In the mid-size category, Kingsdown, a mattress manufacturer, took the prize for its innovative designs and its diverse and high-quality selection of products. The company has been able to extend its reach across the globe due in part to its dedication to quality testing that ensures customers get what they pay for. It has also put forth effort in bringing on new staff as well as investing in marketing efforts. Kingsdown's employees have played an active role in the company's success as well.
"I am very proud of all our associates for the hard work and relentless attention they've placed on quality and innovation," said the company's president and CEO, Frank Hood.
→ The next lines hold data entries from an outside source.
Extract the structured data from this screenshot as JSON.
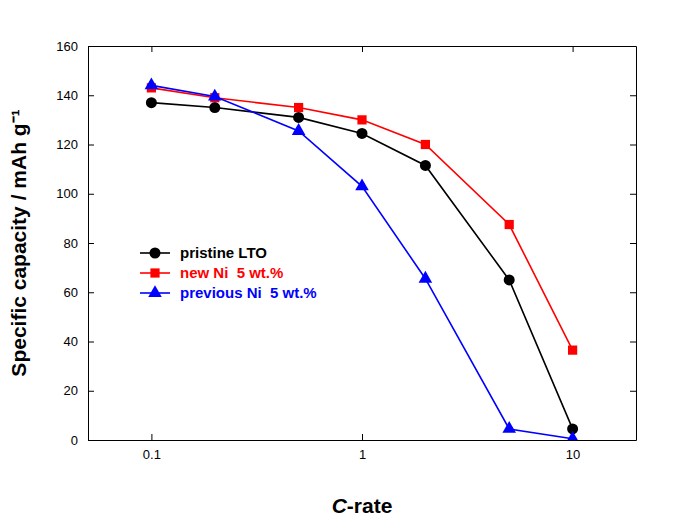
{
  "chart_data": {
    "type": "line",
    "x_label": "C-rate",
    "y_label": "Specific capacity / mAh g⁻¹",
    "log": "x",
    "x": [
      0.1,
      0.2,
      0.5,
      1,
      2,
      5,
      10
    ],
    "xlim": [
      0.05,
      20
    ],
    "xticks": [
      0.1,
      1,
      10
    ],
    "ylim": [
      0,
      160
    ],
    "yticks": [
      0,
      20,
      40,
      60,
      80,
      100,
      120,
      140,
      160
    ],
    "grid": false,
    "legend": "center left",
    "series": [
      {
        "name": "pristine LTO",
        "color": "#000000",
        "marker": "circle",
        "line_style": "solid",
        "values": [
          137,
          135,
          131,
          124.5,
          111.5,
          65,
          4.5
        ]
      },
      {
        "name": "new Ni  5 wt.%",
        "color": "#ff0000",
        "marker": "square",
        "line_style": "solid",
        "values": [
          143,
          139,
          135,
          130,
          120,
          87.5,
          36.5
        ]
      },
      {
        "name": "previous Ni  5 wt.%",
        "color": "#0000ff",
        "marker": "triangle",
        "line_style": "solid",
        "values": [
          144,
          139.5,
          125.5,
          103,
          65.5,
          4.5,
          0.5
        ]
      }
    ]
  }
}
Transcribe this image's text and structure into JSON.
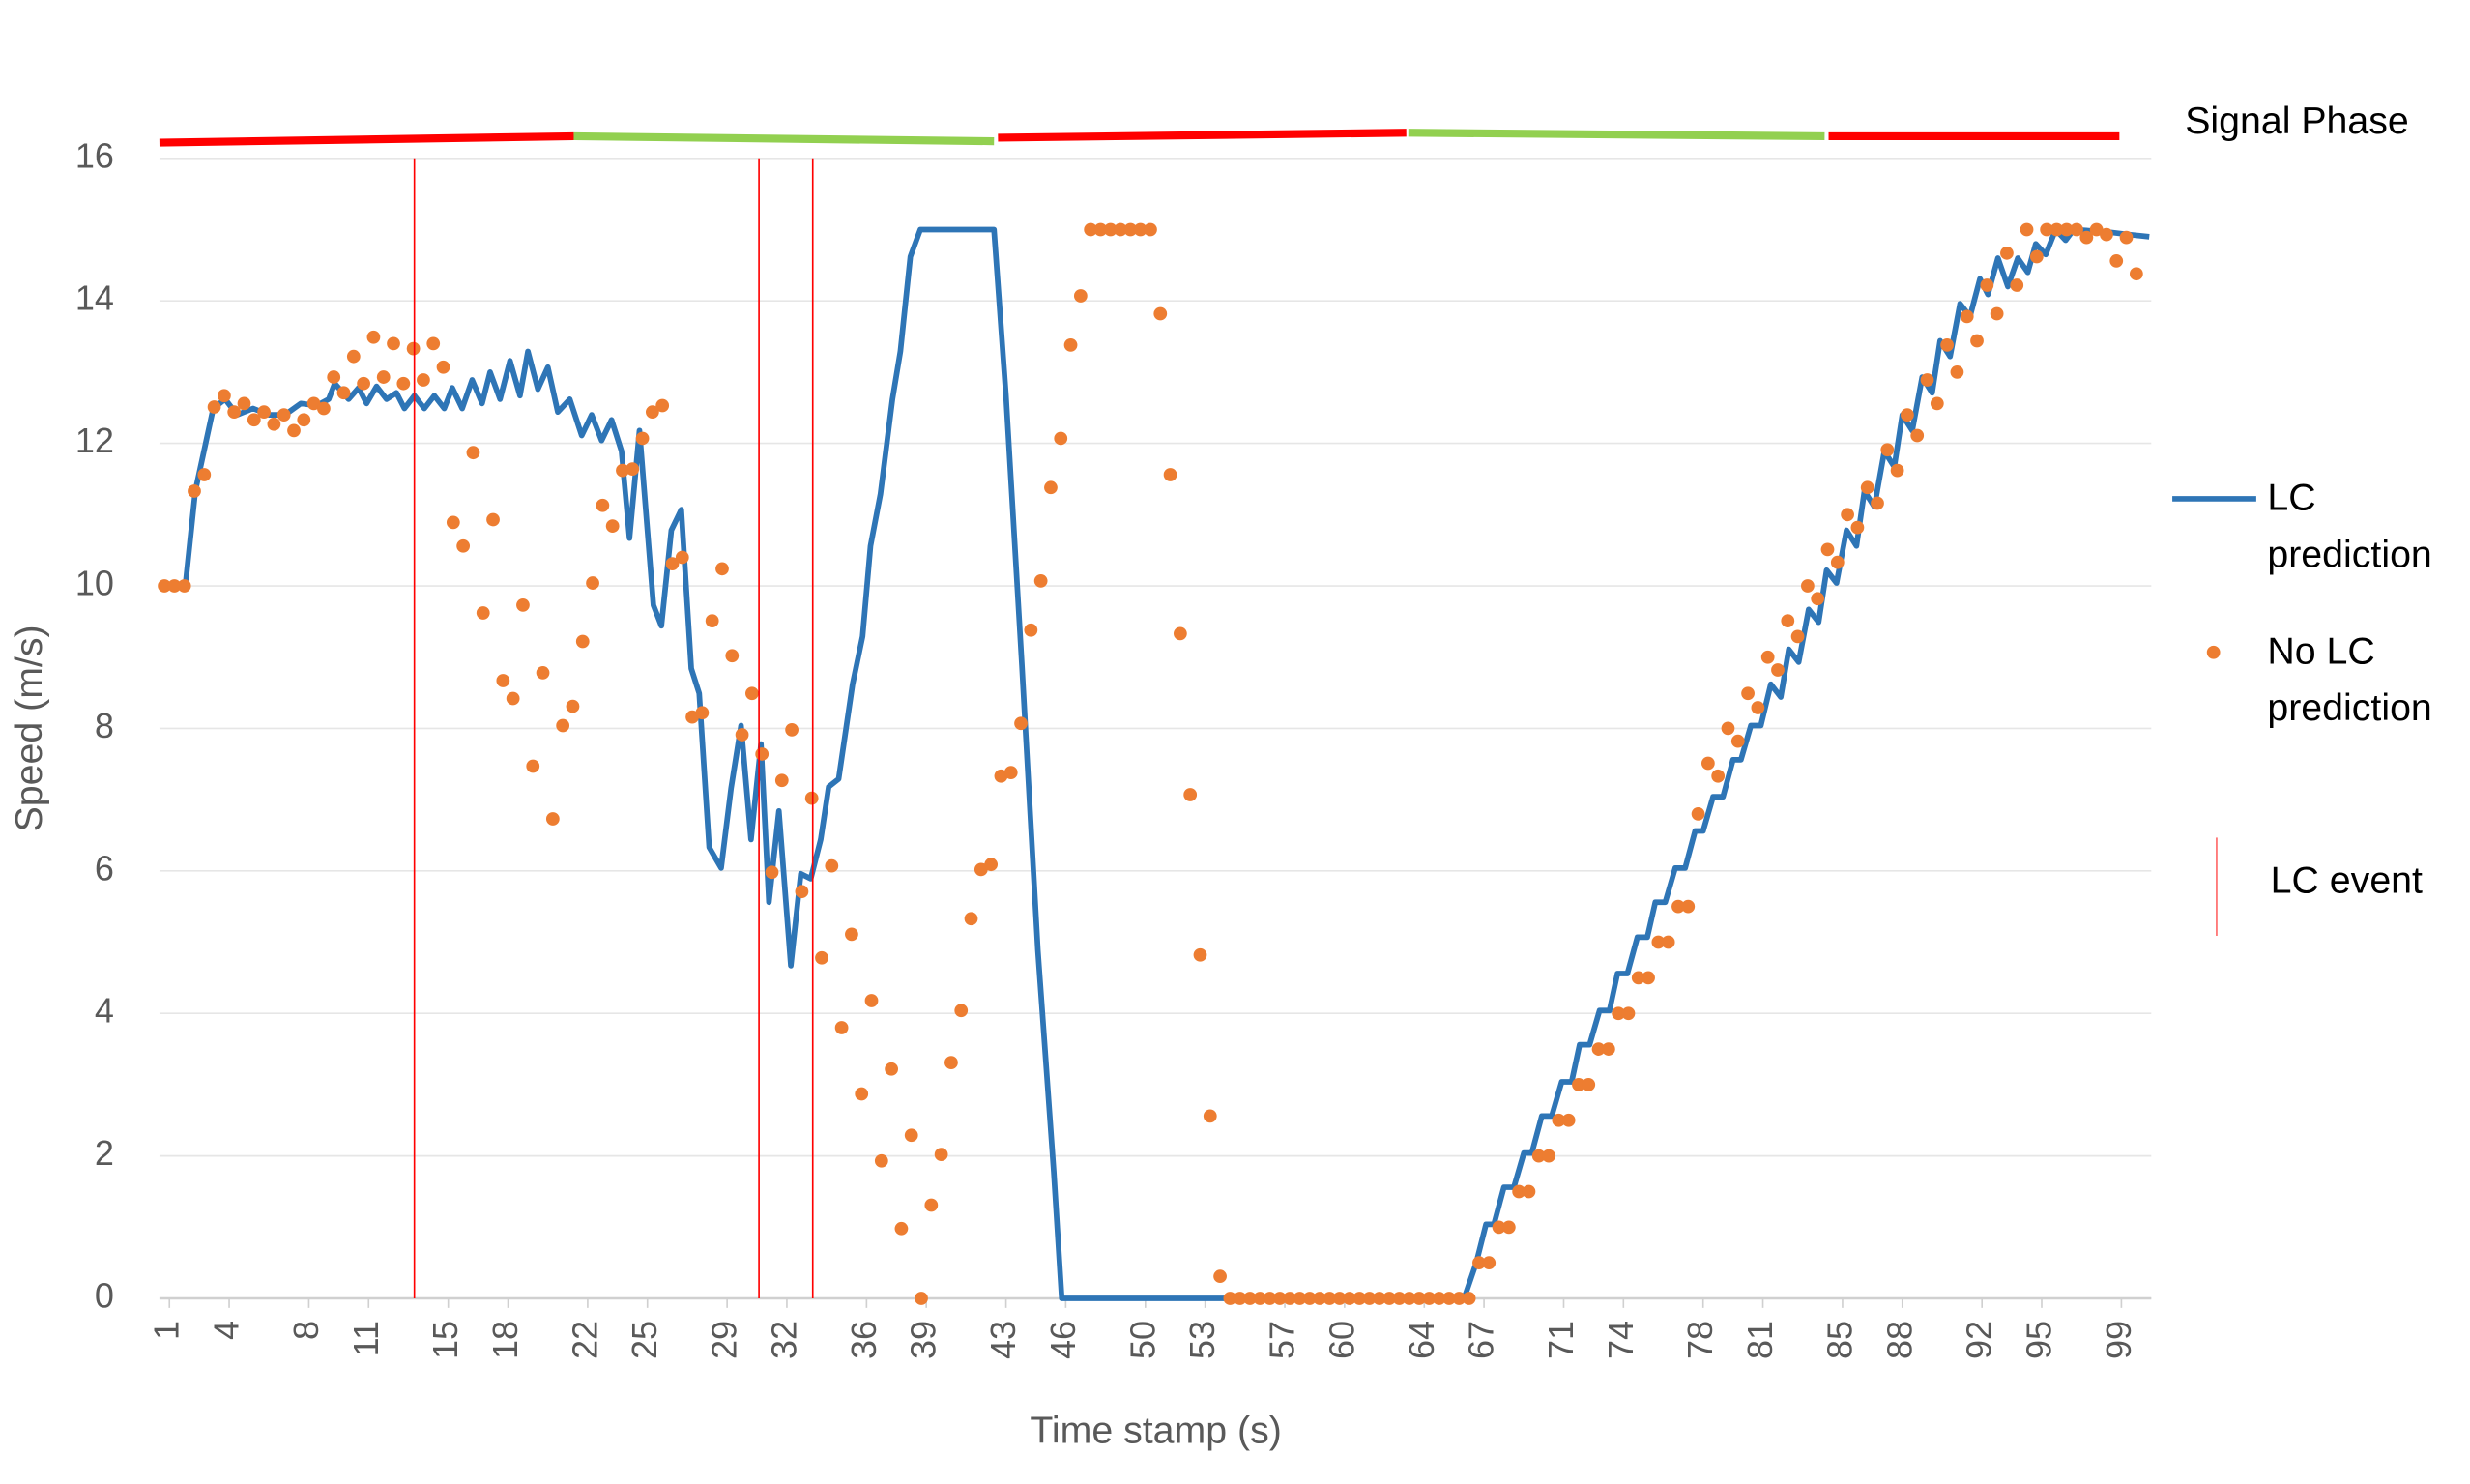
{
  "chart_data": {
    "type": "line",
    "x_label": "Time stamp (s)",
    "y_label": "Speed (m/s)",
    "xlim": [
      0.5,
      100.5
    ],
    "xticks": [
      1,
      4,
      8,
      11,
      15,
      18,
      22,
      25,
      29,
      32,
      36,
      39,
      43,
      46,
      50,
      53,
      57,
      60,
      64,
      67,
      71,
      74,
      78,
      81,
      85,
      88,
      92,
      95,
      99
    ],
    "ylim": [
      0,
      16
    ],
    "yticks": [
      0,
      2,
      4,
      6,
      8,
      10,
      12,
      14,
      16
    ],
    "grid": true,
    "series": [
      {
        "name": "LC prediction",
        "type": "line",
        "color": "#2e75b6",
        "x": [
          1.0,
          1.8,
          2.3,
          3.2,
          3.8,
          4.4,
          5.2,
          6.0,
          6.8,
          7.6,
          8.4,
          9.0,
          9.3,
          10.0,
          10.5,
          10.9,
          11.4,
          11.9,
          12.4,
          12.8,
          13.3,
          13.8,
          14.3,
          14.8,
          15.2,
          15.7,
          16.2,
          16.7,
          17.1,
          17.6,
          18.1,
          18.6,
          19.0,
          19.5,
          20.0,
          20.5,
          21.1,
          21.7,
          22.2,
          22.7,
          23.2,
          23.7,
          24.1,
          24.6,
          25.3,
          25.7,
          26.2,
          26.7,
          27.2,
          27.6,
          28.1,
          28.7,
          29.2,
          29.7,
          30.2,
          30.7,
          31.1,
          31.6,
          32.2,
          32.7,
          33.2,
          33.7,
          34.1,
          34.6,
          35.3,
          35.8,
          36.2,
          36.7,
          37.3,
          37.7,
          38.2,
          38.7,
          42.4,
          43.0,
          43.8,
          44.6,
          45.4,
          45.8,
          53.5,
          65.6,
          66.0,
          66.6,
          67.1,
          67.5,
          68.0,
          68.5,
          69.0,
          69.4,
          69.9,
          70.4,
          70.9,
          71.4,
          71.8,
          72.3,
          72.8,
          73.3,
          73.7,
          74.2,
          74.7,
          75.2,
          75.6,
          76.1,
          76.6,
          77.1,
          77.6,
          78.0,
          78.5,
          79.0,
          79.5,
          79.9,
          80.4,
          80.9,
          81.4,
          81.9,
          82.3,
          82.8,
          83.3,
          83.8,
          84.2,
          84.7,
          85.2,
          85.7,
          86.1,
          86.6,
          87.1,
          87.6,
          88.0,
          88.5,
          89.0,
          89.5,
          89.9,
          90.4,
          90.9,
          91.4,
          91.9,
          92.3,
          92.8,
          93.3,
          93.8,
          94.3,
          94.7,
          95.2,
          95.7,
          96.2,
          96.6,
          98.2,
          99.4,
          100.4
        ],
        "values": [
          10.0,
          10.0,
          11.33,
          12.49,
          12.62,
          12.4,
          12.49,
          12.4,
          12.4,
          12.56,
          12.53,
          12.62,
          12.84,
          12.62,
          12.78,
          12.56,
          12.8,
          12.62,
          12.71,
          12.49,
          12.67,
          12.49,
          12.67,
          12.49,
          12.78,
          12.49,
          12.89,
          12.56,
          13.0,
          12.62,
          13.16,
          12.67,
          13.29,
          12.76,
          13.07,
          12.44,
          12.62,
          12.11,
          12.4,
          12.04,
          12.33,
          11.89,
          10.67,
          12.18,
          9.73,
          9.44,
          10.78,
          11.07,
          8.84,
          8.49,
          6.33,
          6.04,
          7.16,
          8.04,
          6.44,
          7.78,
          5.56,
          6.84,
          4.67,
          5.96,
          5.89,
          6.44,
          7.18,
          7.29,
          8.62,
          9.29,
          10.56,
          11.29,
          12.62,
          13.29,
          14.62,
          15.0,
          15.0,
          12.67,
          8.89,
          4.89,
          1.78,
          0,
          0,
          0,
          0,
          0.49,
          1.04,
          1.04,
          1.56,
          1.56,
          2.04,
          2.04,
          2.56,
          2.56,
          3.04,
          3.04,
          3.56,
          3.56,
          4.04,
          4.04,
          4.56,
          4.56,
          5.07,
          5.07,
          5.56,
          5.56,
          6.04,
          6.04,
          6.56,
          6.56,
          7.04,
          7.04,
          7.56,
          7.56,
          8.04,
          8.04,
          8.62,
          8.44,
          9.11,
          8.93,
          9.67,
          9.49,
          10.22,
          10.04,
          10.78,
          10.56,
          11.33,
          11.11,
          11.89,
          11.67,
          12.4,
          12.18,
          12.93,
          12.71,
          13.44,
          13.22,
          13.96,
          13.78,
          14.31,
          14.09,
          14.6,
          14.2,
          14.6,
          14.4,
          14.8,
          14.65,
          15.0,
          14.85,
          15.0,
          14.97,
          14.93,
          14.9
        ]
      },
      {
        "name": "No LC prediction",
        "type": "scatter",
        "color": "#ed7d31",
        "x": [
          0.75,
          1.25,
          1.75,
          2.25,
          2.75,
          3.25,
          3.75,
          4.25,
          4.75,
          5.25,
          5.75,
          6.25,
          6.75,
          7.25,
          7.75,
          8.25,
          8.75,
          9.25,
          9.75,
          10.25,
          10.75,
          11.25,
          11.75,
          12.25,
          12.75,
          13.25,
          13.75,
          14.25,
          14.75,
          15.25,
          15.75,
          16.25,
          16.75,
          17.25,
          17.75,
          18.25,
          18.75,
          19.25,
          19.75,
          20.25,
          20.75,
          21.25,
          21.75,
          22.25,
          22.75,
          23.25,
          23.75,
          24.25,
          24.75,
          25.25,
          25.75,
          26.25,
          26.75,
          27.25,
          27.75,
          28.25,
          28.75,
          29.25,
          29.75,
          30.25,
          30.75,
          31.25,
          31.75,
          32.25,
          32.75,
          33.25,
          33.75,
          34.25,
          34.75,
          35.25,
          35.75,
          36.25,
          36.75,
          37.25,
          37.75,
          38.25,
          38.75,
          39.25,
          39.75,
          40.25,
          40.75,
          41.25,
          41.75,
          42.25,
          42.75,
          43.25,
          43.75,
          44.25,
          44.75,
          45.25,
          45.75,
          46.25,
          46.75,
          47.25,
          47.75,
          48.25,
          48.75,
          49.25,
          49.75,
          50.25,
          50.75,
          51.25,
          51.75,
          52.25,
          52.75,
          53.25,
          53.75,
          54.25,
          54.75,
          55.25,
          55.75,
          56.25,
          56.75,
          57.25,
          57.75,
          58.25,
          58.75,
          59.25,
          59.75,
          60.25,
          60.75,
          61.25,
          61.75,
          62.25,
          62.75,
          63.25,
          63.75,
          64.25,
          64.75,
          65.25,
          65.75,
          66.25,
          66.75,
          67.25,
          67.75,
          68.25,
          68.75,
          69.25,
          69.75,
          70.25,
          70.75,
          71.25,
          71.75,
          72.25,
          72.75,
          73.25,
          73.75,
          74.25,
          74.75,
          75.25,
          75.75,
          76.25,
          76.75,
          77.25,
          77.75,
          78.25,
          78.75,
          79.25,
          79.75,
          80.25,
          80.75,
          81.25,
          81.75,
          82.25,
          82.75,
          83.25,
          83.75,
          84.25,
          84.75,
          85.25,
          85.75,
          86.25,
          86.75,
          87.25,
          87.75,
          88.25,
          88.75,
          89.25,
          89.75,
          90.25,
          90.75,
          91.25,
          91.75,
          92.25,
          92.75,
          93.25,
          93.75,
          94.25,
          94.75,
          95.25,
          95.75,
          96.25,
          96.75,
          97.25,
          97.75,
          98.25,
          98.75,
          99.25,
          99.75
        ],
        "values": [
          10.0,
          10.0,
          10.0,
          11.33,
          11.56,
          12.51,
          12.67,
          12.44,
          12.56,
          12.33,
          12.44,
          12.27,
          12.4,
          12.18,
          12.33,
          12.56,
          12.49,
          12.93,
          12.71,
          13.22,
          12.84,
          13.49,
          12.93,
          13.4,
          12.84,
          13.33,
          12.89,
          13.4,
          13.07,
          10.89,
          10.56,
          11.87,
          9.62,
          10.93,
          8.67,
          8.42,
          9.73,
          7.47,
          8.78,
          6.73,
          8.04,
          8.31,
          9.22,
          10.04,
          11.13,
          10.84,
          11.62,
          11.64,
          12.07,
          12.44,
          12.53,
          10.31,
          10.4,
          8.16,
          8.22,
          9.51,
          10.24,
          9.02,
          7.91,
          8.49,
          7.64,
          5.98,
          7.27,
          7.98,
          5.71,
          7.02,
          4.78,
          6.07,
          3.8,
          5.11,
          2.87,
          4.18,
          1.93,
          3.22,
          0.98,
          2.29,
          0.0,
          1.31,
          2.02,
          3.31,
          4.04,
          5.33,
          6.02,
          6.09,
          7.33,
          7.38,
          8.07,
          9.38,
          10.07,
          11.38,
          12.07,
          13.38,
          14.07,
          15.0,
          15.0,
          15.0,
          15.0,
          15.0,
          15.0,
          15.0,
          13.82,
          11.56,
          9.33,
          7.07,
          4.82,
          2.56,
          0.31,
          0,
          0,
          0,
          0,
          0,
          0,
          0,
          0,
          0,
          0,
          0,
          0,
          0,
          0,
          0,
          0,
          0,
          0,
          0,
          0,
          0,
          0,
          0,
          0,
          0,
          0.5,
          0.5,
          1.0,
          1.0,
          1.5,
          1.5,
          2.0,
          2.0,
          2.5,
          2.5,
          3.0,
          3.0,
          3.5,
          3.5,
          4.0,
          4.0,
          4.5,
          4.5,
          5.0,
          5.0,
          5.5,
          5.5,
          6.8,
          7.51,
          7.33,
          8.0,
          7.82,
          8.49,
          8.29,
          9.0,
          8.82,
          9.51,
          9.29,
          10.0,
          9.82,
          10.51,
          10.33,
          11.0,
          10.82,
          11.38,
          11.16,
          11.91,
          11.62,
          12.4,
          12.11,
          12.89,
          12.56,
          13.38,
          13.0,
          13.78,
          13.44,
          14.22,
          13.82,
          14.67,
          14.22,
          15,
          14.62,
          15,
          15,
          15,
          15,
          14.89,
          15,
          14.93,
          14.56,
          14.89,
          14.38
        ]
      },
      {
        "name": "LC event",
        "type": "vline",
        "color": "#ff0000",
        "x": [
          13.3,
          30.6,
          33.3
        ]
      }
    ],
    "signal_phase": {
      "label": "Signal Phase",
      "segments": [
        {
          "color": "#ff0000",
          "x": [
            0.5,
            21.3
          ],
          "y": [
            16.22,
            16.31
          ]
        },
        {
          "color": "#92d050",
          "x": [
            21.3,
            42.4
          ],
          "y": [
            16.31,
            16.24
          ]
        },
        {
          "color": "#ff0000",
          "x": [
            42.6,
            63.1
          ],
          "y": [
            16.29,
            16.36
          ]
        },
        {
          "color": "#92d050",
          "x": [
            63.2,
            84.1
          ],
          "y": [
            16.36,
            16.31
          ]
        },
        {
          "color": "#ff0000",
          "x": [
            84.3,
            98.9
          ],
          "y": [
            16.31,
            16.31
          ]
        }
      ]
    }
  }
}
Caterpillar, though it is based in Illinois, has a factory in North Carolina that led to its capture of the large manufacturer of the year award. The news source named it the second best giant company to work for in 2014, and its staff of over 1,000 workers helped secure its manufacturing victory. Mary Bell, the vice president of the company's building construction products division, explained to the source that having such a large pool of employees allows for more innovation to take place, leading to better products and higher sales as a result.
How can OEMs benefit from this?
Industry leaders set the benchmark for the rest of their competitors, so it would follow that their strategies could serve as solid examples for others to explore. For Kingsdown and Caterpillar, the employee pool has proven highly beneficial in helping both companies develop better products for their consumers. OEMs may want to reach out to their workers for ideas that could enhance the products, production and other processes within the supply chain. This has the potential to reduce waste, and lead to more efficient manufacturing and higher-quality products that could enhance brand recognition, create a stronger customer base and drive up sales.
Innovation does not have to be limited to the products themselves, either. OEMs can turn their focus toward the manufacturing process itself, from improving inventory management to clearing up bottlenecks. Employees who work on the factory floor may provide valuable insight into weaknesses or potential solutions that could otherwise go unnoticed. For instance, by speaking with workers in charge of managing inventory, OEM managers could find that more time is being spent on receiving, stocking and organizing parts like class C components than is necessary. They could then use this information to investigate alternative strategies, such as vendor managed inventory programs that would take the task entirely off site and free up resources. Rather than spending money and time on these tasks, OEMs can reinvest efforts into other aspects of the supply chain.